Duration: 8s default. Server clamps to nearest allowed value per model.

Style Reminders

  • Always live-action. Every clip must look like footage from a real motion picture — no animation, CGI, cartoon, illustration, 3D render, motion graphics, or video-game look, ever.
  • Real actors, real props, real locations. Real physical lighting.
  • Motion throughout. The final pose should match end_image, but the clip does not need to be "motionless" before that. The end_image parameter drives identity preservation by giving the AI a target to land on; that's what locks the pose. It does NOT mean the subject should be frozen throughout the clip. Do NOT write prompts that demand the subject be "motionless throughout" or "still for the last 2 seconds" — that produces dead, boring clips. Write prompts where the subject has natural micro-movement (forming, settling, breathing, slight head shifts, hands moving into position) all the way through, with the final frame arriving at the destination pose.
  • Seam invisibility is rarely achievable anyway. If the user's recorded talking-head footage is at a different framing than end_image (e.g., end_image is a cropped frame to remove an IP-flagged background element, but the actual recording is uncropped), the cut from AI clip → live footage will have a visible frame-size pop regardless of how still the AI clip's last frame is. In that case, "stillness in the final beat" earns nothing — the cut will be visible no matter what.
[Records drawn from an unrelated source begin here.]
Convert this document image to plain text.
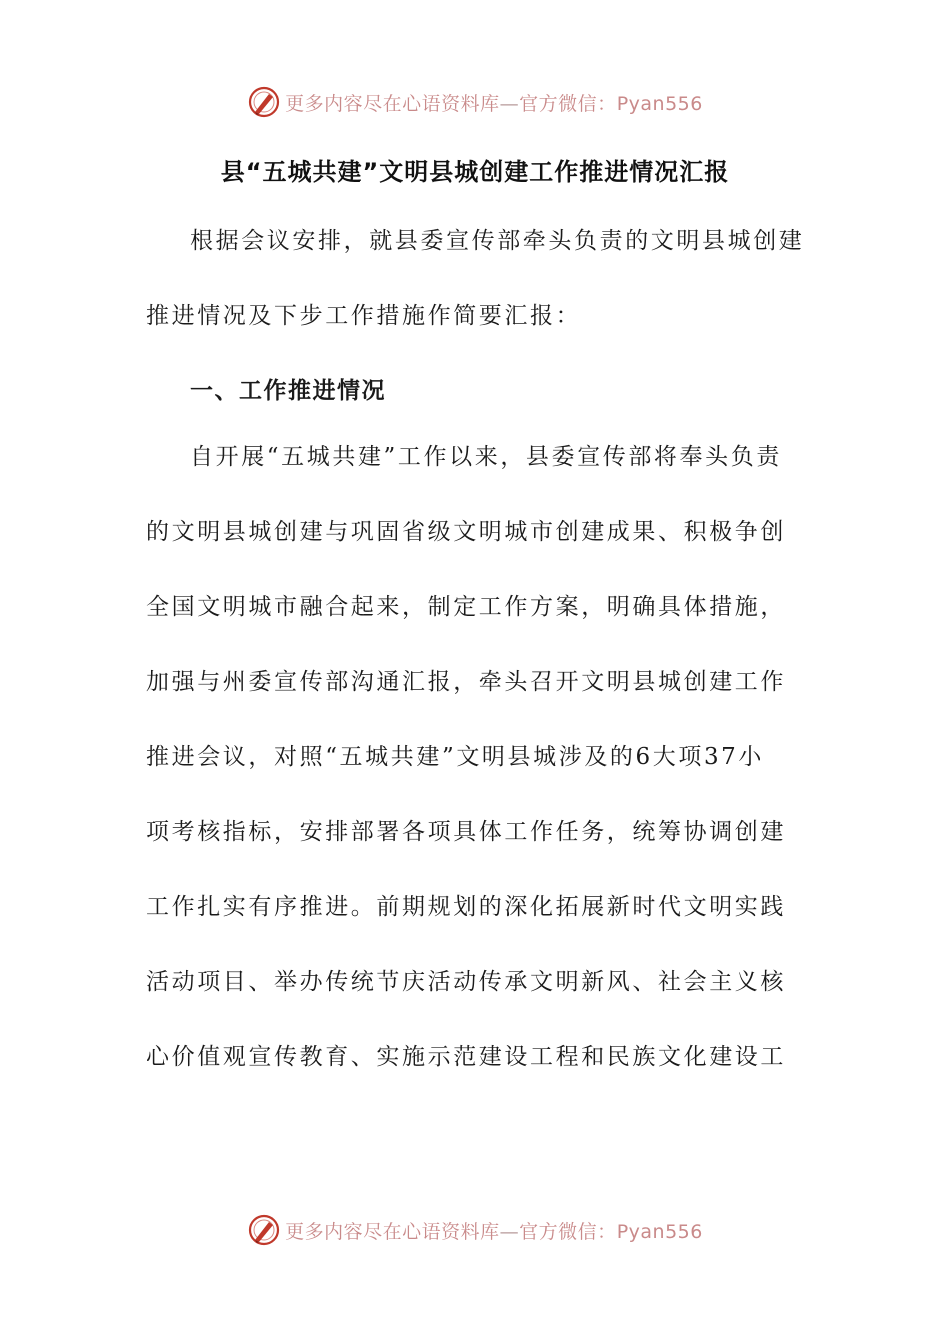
更多内容尽在心语资料库—官方微信：Pyan556
县“五城共建”文明县城创建工作推进情况汇报
根据会议安排，就县委宣传部牵头负责的文明县城创建
推进情况及下步工作措施作简要汇报：
一、工作推进情况
自开展“五城共建”工作以来，县委宣传部将奉头负责
的文明县城创建与巩固省级文明城市创建成果、积极争创
全国文明城市融合起来，制定工作方案，明确具体措施，
加强与州委宣传部沟通汇报，牵头召开文明县城创建工作
推进会议，对照“五城共建”文明县城涉及的6大项37小
项考核指标，安排部署各项具体工作任务，统筹协调创建
工作扎实有序推进。前期规划的深化拓展新时代文明实践
活动项目、举办传统节庆活动传承文明新风、社会主义核
心价值观宣传教育、实施示范建设工程和民族文化建设工
更多内容尽在心语资料库—官方微信：Pyan556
Lean into motion across the whole clip.
  • Zero text on screen — no captions, no labels, no subtitles.
  • 0–3s setup, 3–6s transformation, 6–7s settling, 7–8s steady on the destination pose.
  • Maximum 3–4 visual elements.
  • Lighting in the final beat should approximate the recorded talking-head's lighting; this minimizes color/exposure pop at the seam.

Failure Modes

  • No pending state, --continue passed: tell the user to run without --continue first to brainstorm and pick an effect.
  • Pending state exists, no --continue, no --reset: ask whether to resume or discard.
  • Higgsfield job fails: surface the error message verbatim, offer to retry with a simplified prompt.
  • Screenshot upload fails: surface the error, ask the user to verify the file path and re-point you at the screenshot (same-session) or re-invoke with --continue (cross-session).
  • Download fails: keep the Higgsfield URL visible and let the user retry the download manually.
  • History file unreadable / malformed JSON: tell the user, but proceed with empty history (don't block brainstorming).